The city is the fifth largest in America, after New York, Los Angeles, Chicago and Houston.
The last time the city opened up its streets was during Pope Francis’s visit last September, inspiring bicyclists and pedestrians to push for more car-free days.
At least eight miles worth of roads in the East Coast city will be closed to traffic between 8am and 1pm on Saturday 24 September, according to the Office of Transportation and Infrastructure Services.
Pedestrians will be able to walk, run and bike freely during the “Philly Free Streets” event, and activities for all ages and interests will be planned, a city spokesman said.
A group called the Philly Distance Runners said on their Facebook page, they were excited a date for traffic-free streets had been set.

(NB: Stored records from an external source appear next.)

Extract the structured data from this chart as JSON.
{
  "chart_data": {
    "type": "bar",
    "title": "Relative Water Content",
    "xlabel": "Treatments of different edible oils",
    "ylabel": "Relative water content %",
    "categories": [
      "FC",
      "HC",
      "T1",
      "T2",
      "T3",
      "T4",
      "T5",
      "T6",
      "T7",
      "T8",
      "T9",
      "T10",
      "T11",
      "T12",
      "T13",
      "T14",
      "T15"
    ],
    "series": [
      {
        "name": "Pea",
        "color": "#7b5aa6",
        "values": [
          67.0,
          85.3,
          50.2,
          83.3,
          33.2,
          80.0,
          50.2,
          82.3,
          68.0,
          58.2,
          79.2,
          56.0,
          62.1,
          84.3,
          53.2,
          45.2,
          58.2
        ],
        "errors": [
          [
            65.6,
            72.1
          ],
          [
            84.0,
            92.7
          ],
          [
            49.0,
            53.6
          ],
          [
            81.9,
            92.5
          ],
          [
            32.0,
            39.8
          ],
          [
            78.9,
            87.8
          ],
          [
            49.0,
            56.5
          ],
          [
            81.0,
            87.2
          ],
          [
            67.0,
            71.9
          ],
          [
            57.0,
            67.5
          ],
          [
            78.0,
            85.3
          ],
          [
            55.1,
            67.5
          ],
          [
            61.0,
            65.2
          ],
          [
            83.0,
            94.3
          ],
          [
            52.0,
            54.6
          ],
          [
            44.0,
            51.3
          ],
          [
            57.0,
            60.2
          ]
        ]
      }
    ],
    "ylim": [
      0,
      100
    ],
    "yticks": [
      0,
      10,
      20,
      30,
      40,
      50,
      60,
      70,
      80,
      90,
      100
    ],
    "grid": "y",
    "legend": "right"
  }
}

"What better way to enjoy the freedom of zero car traffic on the wonderful streets of philly than by lacing up your favorite running shoes and running those Open Streets! As always there will be laughs, selfies, fun, and sweating!"
Fun and education programs, physical activity, history, arts, culture and sustainability events will be held across the space.
City spokesman Mike Dunn said the day will focus on residents being active.
“The planned route will generally run the length of South Street winding its way through Fairmount Park ending at the Belmont Plateau,” Mr Dunn said.